Our wild pollinators are in decline. Bumblebees, solitary bees, hoverflies and butterflies all need our help. By providing food and shelter we can make our gardens havens for these wonderful creatures. In return they will pollinate our crops, improve our yields and give us valuable productive seeds.
- Provide a range of flowering plants through the growing season
- Don’t forget vegetables can also provide an important source of pollen and nectar (e.g. runner beans and brassicas let go to flower)
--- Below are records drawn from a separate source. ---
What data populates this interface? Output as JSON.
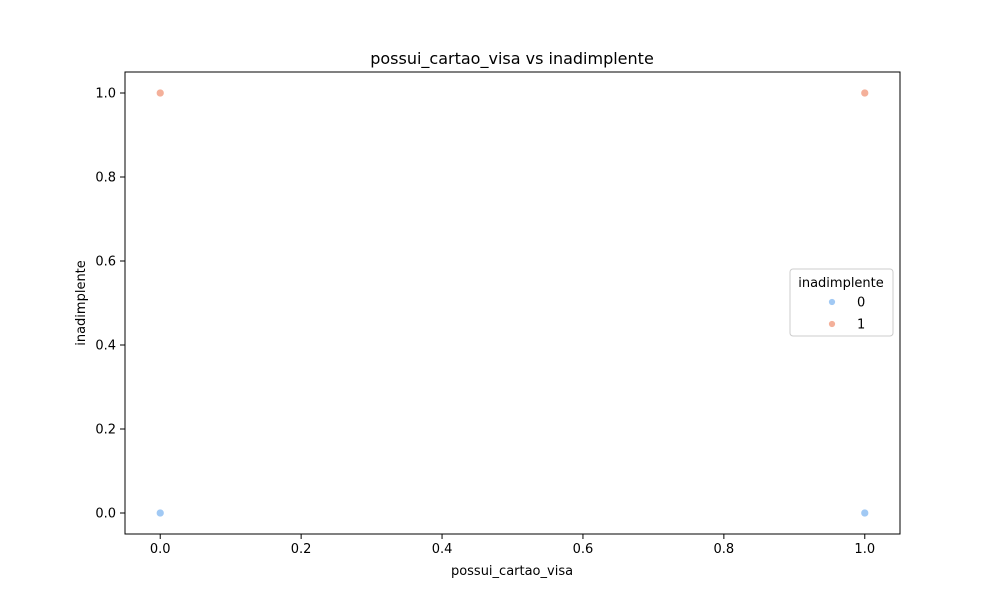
{
  "chart_data": {
    "type": "scatter",
    "title": "possui_cartao_visa vs inadimplente",
    "xlabel": "possui_cartao_visa",
    "ylabel": "inadimplente",
    "xlim": [
      -0.05,
      1.05
    ],
    "ylim": [
      -0.05,
      1.05
    ],
    "xticks": [
      "0.0",
      "0.2",
      "0.4",
      "0.6",
      "0.8",
      "1.0"
    ],
    "yticks": [
      "0.0",
      "0.2",
      "0.4",
      "0.6",
      "0.8",
      "1.0"
    ],
    "grid": false,
    "legend": {
      "title": "inadimplente",
      "placement": "center-right"
    },
    "series": [
      {
        "name": "0",
        "color": "#a1c9f4",
        "points": [
          [
            0,
            0
          ],
          [
            1,
            0
          ]
        ]
      },
      {
        "name": "1",
        "color": "#f4b09a",
        "points": [
          [
            0,
            1
          ],
          [
            1,
            1
          ]
        ]
      }
    ]
  }
}
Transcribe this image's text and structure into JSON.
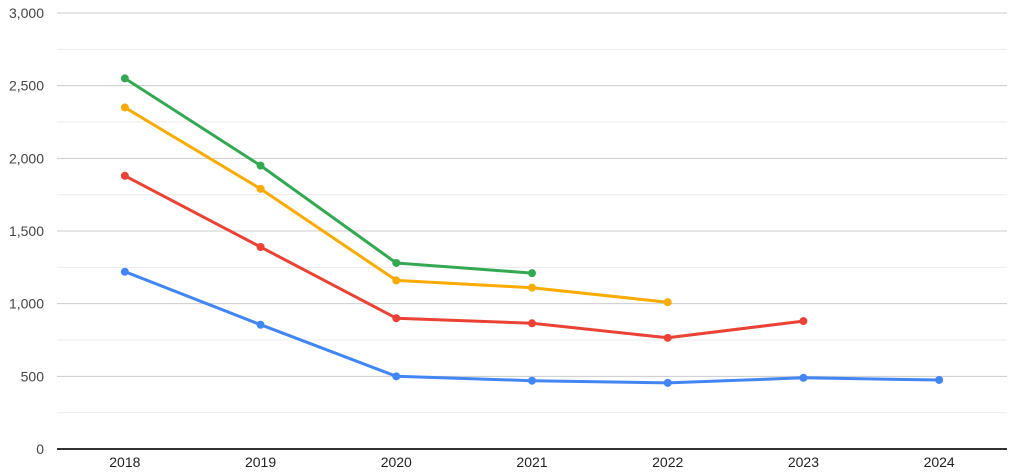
{
  "chart_data": {
    "type": "line",
    "title": "",
    "xlabel": "",
    "ylabel": "",
    "categories": [
      "2018",
      "2019",
      "2020",
      "2021",
      "2022",
      "2023",
      "2024"
    ],
    "series": [
      {
        "name": "green",
        "color": "#34A853",
        "values": [
          2550,
          1950,
          1280,
          1210,
          null,
          null,
          null
        ]
      },
      {
        "name": "orange",
        "color": "#F9AB00",
        "values": [
          2350,
          1790,
          1160,
          1110,
          1010,
          null,
          null
        ]
      },
      {
        "name": "red",
        "color": "#EA4335",
        "values": [
          1880,
          1390,
          900,
          865,
          765,
          880,
          null
        ]
      },
      {
        "name": "blue",
        "color": "#4285F4",
        "values": [
          1220,
          855,
          500,
          470,
          455,
          490,
          475
        ]
      }
    ],
    "ylim": [
      0,
      3000
    ],
    "y_major_step": 500,
    "y_minor_step": 250,
    "y_tick_labels": [
      "0",
      "500",
      "1,000",
      "1,500",
      "2,000",
      "2,500",
      "3,000"
    ],
    "grid": true,
    "legend_position": "none"
  },
  "colors": {
    "background": "#ffffff",
    "grid_major": "#cccccc",
    "grid_minor": "#ebebeb",
    "axis_line": "#333333",
    "y_tick_text": "#444444",
    "x_tick_text": "#1f1f1f"
  }
}
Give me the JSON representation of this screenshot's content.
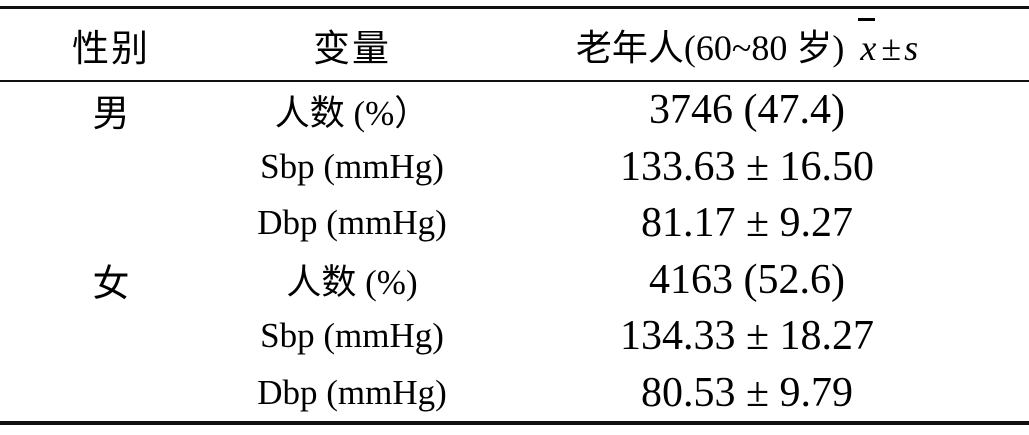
{
  "table": {
    "header": {
      "col1": "性别",
      "col2": "变量",
      "col3_prefix": "老年人(60~80 岁)",
      "col3_mean_symbol": "x",
      "col3_pm": "±",
      "col3_s": "s"
    },
    "rows": [
      {
        "gender": "男",
        "variable": "人数 (%）",
        "value": "3746 (47.4)"
      },
      {
        "gender": "",
        "variable": "Sbp (mmHg)",
        "value": "133.63 ± 16.50"
      },
      {
        "gender": "",
        "variable": "Dbp (mmHg)",
        "value": "81.17 ± 9.27"
      },
      {
        "gender": "女",
        "variable": "人数 (%)",
        "value": "4163 (52.6)"
      },
      {
        "gender": "",
        "variable": "Sbp (mmHg)",
        "value": "134.33 ± 18.27"
      },
      {
        "gender": "",
        "variable": "Dbp (mmHg)",
        "value": "80.53 ± 9.79"
      }
    ],
    "colors": {
      "text": "#000000",
      "background": "#ffffff",
      "rule": "#111111"
    }
  }
}
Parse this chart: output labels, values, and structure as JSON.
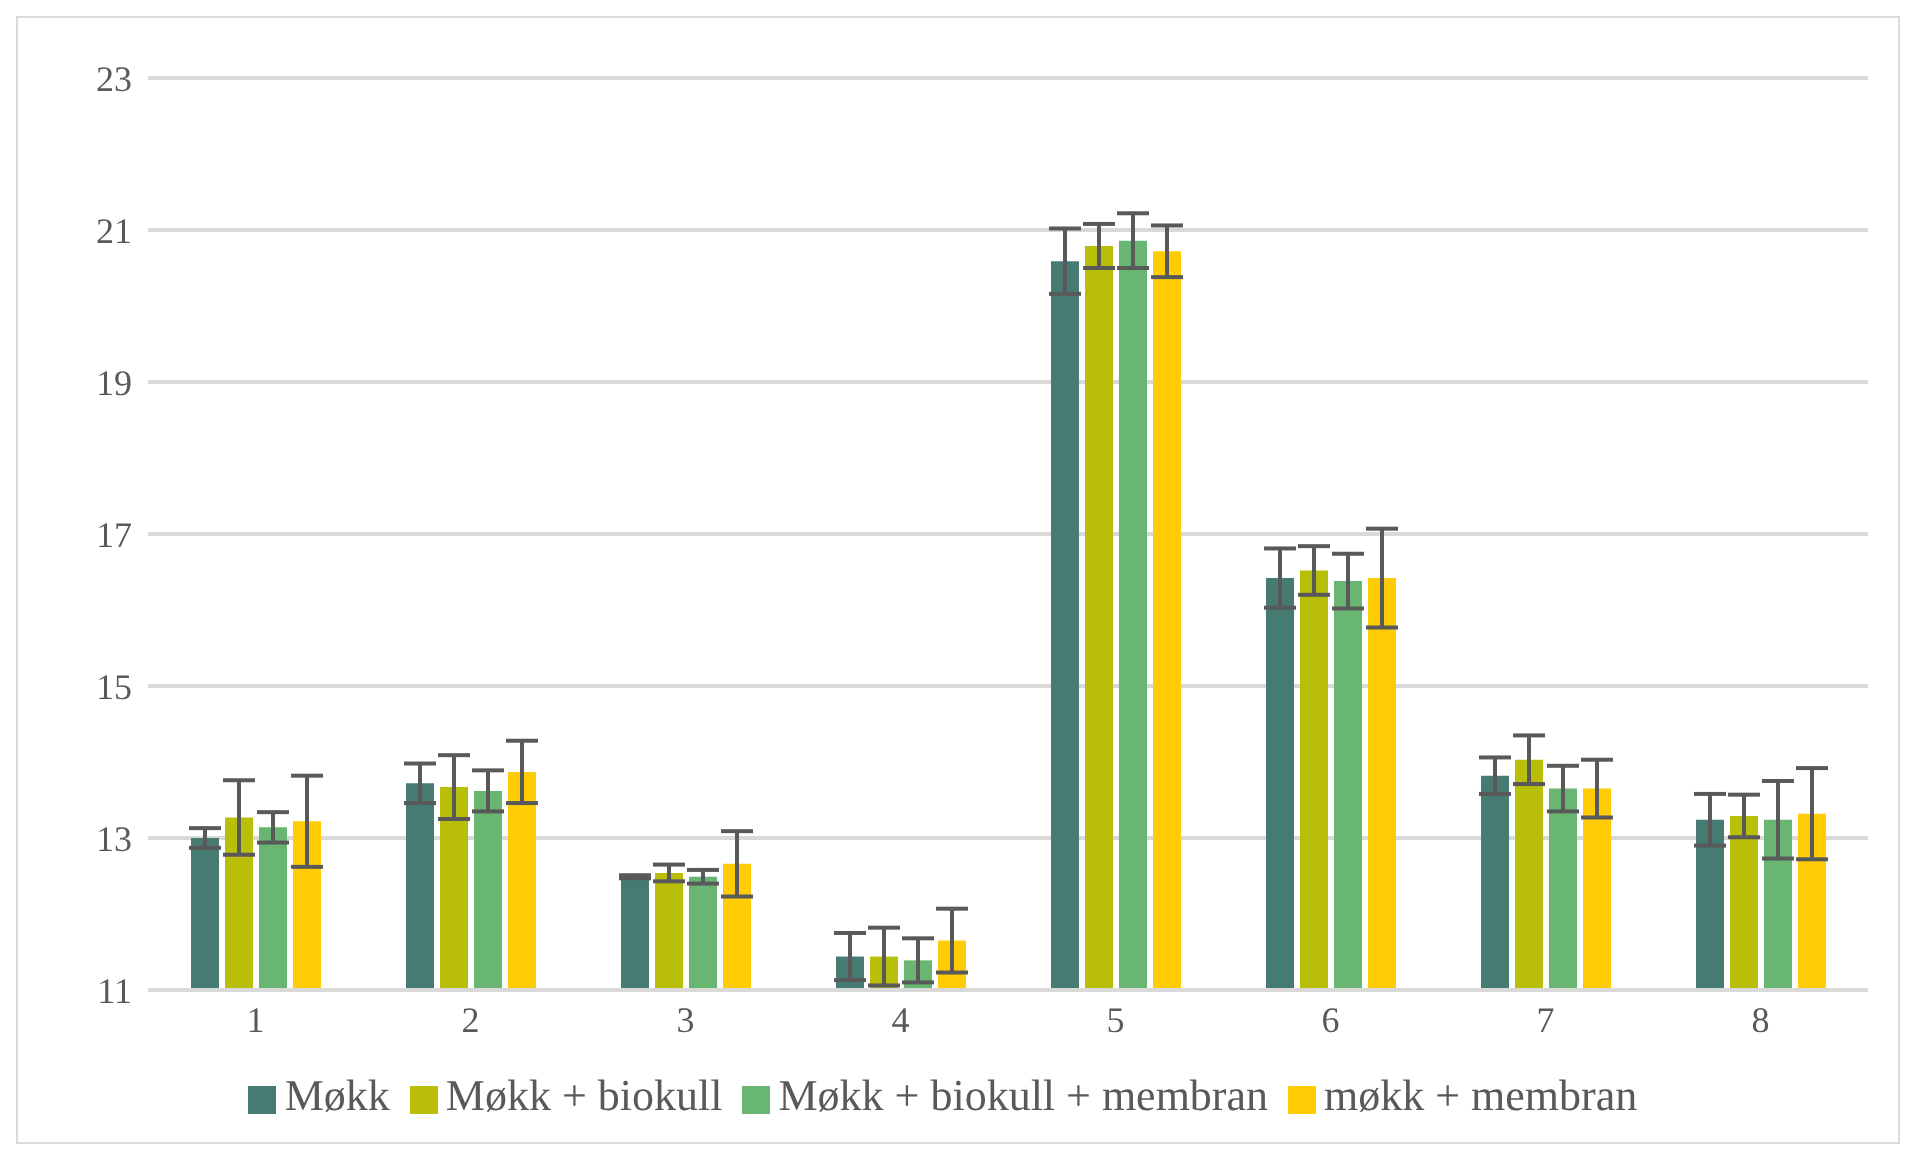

- Leave a small (or big) wild area in your garden where the grass it let grow long and there are of piles of stones or a woodpile
In spring, one of the most common bumblebee species in our garden are Bombus pascuorum, the Common Carder bee. These are quite small ginger coloured bees. They sometimes have black hairs on their abdomen but no real stripes as we see on many of our other bees. In our garden, these bees seem to really like the flowers of any of the brassicas that I let go to flower. They also like the comfrey flowers. We have mainly the Common comfrey (Symphytum officinal). I have also seen them feeding on apple blossom and sage as in the picture below.
A number of bees feed on the runner bean flowers including the Garden bumblebee (Bombus hortorum). This bee has a long, ‘horse-like’ face compared to other bees.
Last year we had a leaf cutter bee in our garden. These bees are solitary bees. The name comes from the practice of cutting circles of leaves which they use to line their nests. The species we had was identified as Megachile visicolor and my husband was not impressed with the damage it caused to one of his young lime trees. This bee carrys the pollen on the hairs of her belly making it look yellow. She will make a nest in a cavity, creating individual cells with the circles of leaves she cuts. In each cell, she lays an egg and leaves a supply of pollen before closing it off with another leaf circle.